Sou ciclista e, como muitos porto-alegrenses, usuária das ciclovias da Capital, então vou logo avisando: escrevo com conhecimento de causa. Antes que algum motorista aí do outro lado “torça o nariz”, informo que também tenho carro e carteira de habilitação, portanto, dirijo na cidade. Estou dos “dois lados”, que, no fundo, deveriam ser um só (sem esquecer dos pedestres!).
Porto Alegre tem uma das mais belas pistas destinadas às “magrelas” do país, na Orla. E também conta com um novo trecho em construção, na Zona Sul, o que é ótimo. Mas ainda há muito por melhorar, a começar pela ciclovia da Avenida Ipiranga, uma das mais importantes da cidade, com 10 quilômetros de extensão, que há meses está danificada por desmoronamentos do talude junto ao Arroio Dilúvio.
Apesar dos esforços do poder público para reabrir o trecho interditado, não posso acreditar que a solução (ainda que provisória) para o problema seja mesmo desviar o trajeto das bikes para a faixa dos veículos.
É um “puxadinho” na avenida, um remendo potencialmente perigoso para quem está pedalando e ruim para os demais condutores, porque tende a complicar o trânsito (já infernal).
Nesta semana, em razão da chuva, a liberação do trecho foi postergada pela impossibilidade de concluir a sinalização do enjambre. Sim, perdoem-me os técnicos, mas é uma saída enjambrada. Depois, a prefeitura voltou atrás e desistiu da ideia, alvo de críticas tanto de ciclistas quanto de motoristas.

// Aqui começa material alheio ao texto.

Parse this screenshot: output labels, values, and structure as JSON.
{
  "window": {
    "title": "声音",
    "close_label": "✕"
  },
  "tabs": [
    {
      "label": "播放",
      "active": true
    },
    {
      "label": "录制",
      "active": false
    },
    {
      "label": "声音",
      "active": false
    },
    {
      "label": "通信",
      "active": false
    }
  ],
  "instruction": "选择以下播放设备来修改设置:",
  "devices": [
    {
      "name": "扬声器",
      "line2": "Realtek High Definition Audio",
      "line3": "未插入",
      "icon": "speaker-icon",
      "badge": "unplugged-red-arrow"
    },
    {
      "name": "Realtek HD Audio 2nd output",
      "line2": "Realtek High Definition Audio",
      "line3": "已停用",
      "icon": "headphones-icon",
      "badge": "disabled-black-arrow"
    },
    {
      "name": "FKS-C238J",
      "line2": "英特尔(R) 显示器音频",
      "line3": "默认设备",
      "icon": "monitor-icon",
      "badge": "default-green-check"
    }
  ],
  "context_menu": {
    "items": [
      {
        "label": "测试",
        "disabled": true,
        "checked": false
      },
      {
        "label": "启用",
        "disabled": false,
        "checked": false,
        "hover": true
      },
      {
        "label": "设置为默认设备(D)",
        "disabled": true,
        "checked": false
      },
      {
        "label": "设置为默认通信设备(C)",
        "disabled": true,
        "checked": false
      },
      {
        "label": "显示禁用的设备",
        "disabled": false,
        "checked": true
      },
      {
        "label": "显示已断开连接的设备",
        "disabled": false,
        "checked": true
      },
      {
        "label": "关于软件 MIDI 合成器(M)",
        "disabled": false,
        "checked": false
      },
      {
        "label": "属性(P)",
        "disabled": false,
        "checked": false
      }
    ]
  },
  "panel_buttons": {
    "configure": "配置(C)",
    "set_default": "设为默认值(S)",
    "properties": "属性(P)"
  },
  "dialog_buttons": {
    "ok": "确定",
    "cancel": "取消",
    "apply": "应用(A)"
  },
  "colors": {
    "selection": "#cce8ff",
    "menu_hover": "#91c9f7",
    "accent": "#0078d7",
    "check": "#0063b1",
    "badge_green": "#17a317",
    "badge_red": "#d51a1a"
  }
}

Eu sei (todos nós sabemos) que não há recursos suficientes para tudo e que, diante das demandas, em especial depois da maior catástrofe climática da história do Rio Grande do Sul, ciclovias não são prioridade.
Sabemos, também, que, muitas vezes, se faz o que é possível. Reconheço a boa intenção por trás da medida abortada, já que, de outra forma, a liberação demoraria ainda mais, com a necessidade de aguardar um edital de licitação do Demae, sem prazo definido. A justificativa da prefeitura era justamente esta: dar uma resposta momentânea para algo que já se arrasta desde 2023 por questões estruturais complexas, de difícil resolução.
Não pretendo aqui fazer “terra arrasada”. Meu ponto é que não podemos continuar aceitando como “normal” que não se discuta o tema de forma mais ampla e melhor planejada, mirando no médio e longo prazos.
Precisamos de soluções duradouras e capazes de fazer de Porto Alegre, de fato, uma cidade mais “amiga” das bicicletas. Mesmo para quem não pedala, a discussão é importante, porque beneficia a mobilidade urbana como um todo. É um ganho coletivo. Ninguém perde por viver em um lugar onde há mais bicicletas em circulação.
Pense no desafogo que isso representa para o tráfego e na melhoria da qualidade do ar que respiramos, sem falar na redução dos ruídos e dos gases do efeito estufa.
Até hoje, a execução do Plano Diretor Cicloviário (lei municipal de 2009) não passa de 20%. São 15 anos e quatro gestões municipais desde que a norma foi sancionada pelo então prefeito José Fogaça. É pouco para tanto tempo, ainda mais quando se discute o avanço das mudanças climáticas e o futuro do planeta.
A maior parte das obras novas têm sido executada a partir de contrapartidas de construtoras, para compensar o impacto de empreendimentos, mas nem sempre esses trajetos são interligados. Temos trechos que ligam nada a lugar nenhum.
Vai aqui, então, o meu apelo: que o tema, apesar de tudo, seja alvo de propostas e de debates construtivos na campanha eleitoral deste ano. Que seja, ao menos, lembrado.